Exploratory data analysis Assignment


This week, you will perform the first three steps in the process of exploratory data analysis (EDA) using curated data. It is important to document your workflow as you go along. This assignment is in two parts, with the first part being about the exploratory data analysis performed on the selected data and the second part discussing exploratory data analysis in general.

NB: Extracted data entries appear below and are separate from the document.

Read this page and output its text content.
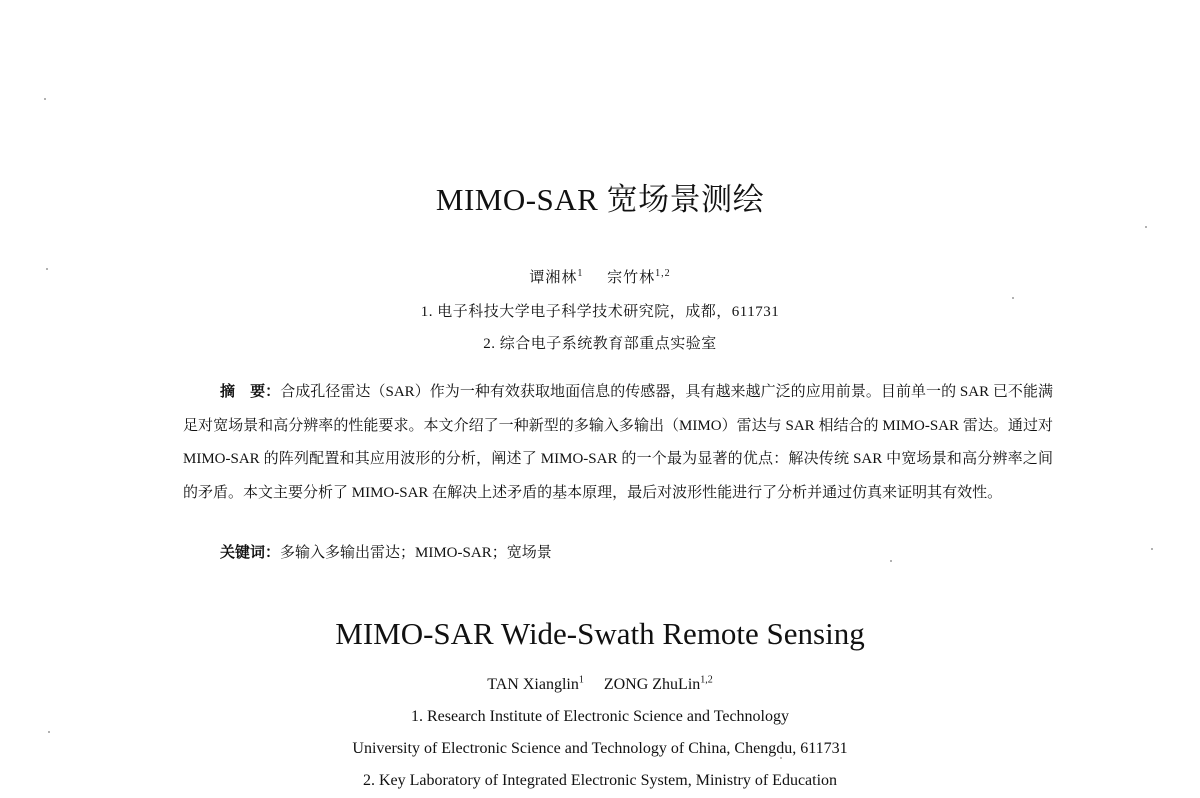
MIMO-SAR 宽场景测绘
谭湘林$^1$ 宗竹林$^{1,2}$
1. 电子科技大学电子科学技术研究院，成都，611731
2. 综合电子系统教育部重点实验室
摘　要：合成孔径雷达（SAR）作为一种有效获取地面信息的传感器，具有越来越广泛的应用前景。目前单一的 SAR 已不能满足对宽场景和高分辨率的性能要求。本文介绍了一种新型的多输入多输出（MIMO）雷达与 SAR 相结合的 MIMO-SAR 雷达。通过对 MIMO-SAR 的阵列配置和其应用波形的分析，阐述了 MIMO-SAR 的一个最为显著的优点：解决传统 SAR 中宽场景和高分辨率之间的矛盾。本文主要分析了 MIMO-SAR 在解决上述矛盾的基本原理，最后对波形性能进行了分析并通过仿真来证明其有效性。
关键词：多输入多输出雷达；MIMO-SAR；宽场景
MIMO-SAR Wide-Swath Remote Sensing
TAN Xianglin$^1$ ZONG ZhuLin$^{1,2}$
1. Research Institute of Electronic Science and Technology
University of Electronic Science and Technology of China, Chengdu, 611731
2. Key Laboratory of Integrated Electronic System, Ministry of Education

Follow these steps to complete the assignment.

Part 1:

Curate data from one of the scenarios provided in the Week 1 Resources Data Repository.
Using either Python or R, complete the entire process of exploratory data analysis (EDA) on the selected dataset. Use descriptive and meaningful comments in the code or process file as documentation.
Describe the first three steps in the process of exploratory data analysis (EDA) that you used on the dataset.
Explain your general observations, including an understanding of the types of variables present, the extent to which the dataset is complete, and additional insight gained about the dataset. Describe patterns discovered and anomalies detected. Embed at least two annotated visualizations to support your findings.
Part 2:

Describe the typical process of exploratory data analysis (EDA) and the software tools commonly involved.
Explain the purpose of exploratory data analysis and its importance to predictive model construction.
Discuss why EDA is critical to performing investigations into the data to find patterns, identify anomalies, engage in hypothesis testing, and check assumptions.
Describe the specific steps (and related goals) involved in the typical EDA before confirmatory or final models are developed.
Length: 5 to 7-page paper, not including title and reference pages

References: Include a minimum of 2 scholarly references.

The completed assignment should address all of the assignment requirements, exhibit evidence of concept knowledge, and demonstrate thoughtful consideration of the content presented in the course.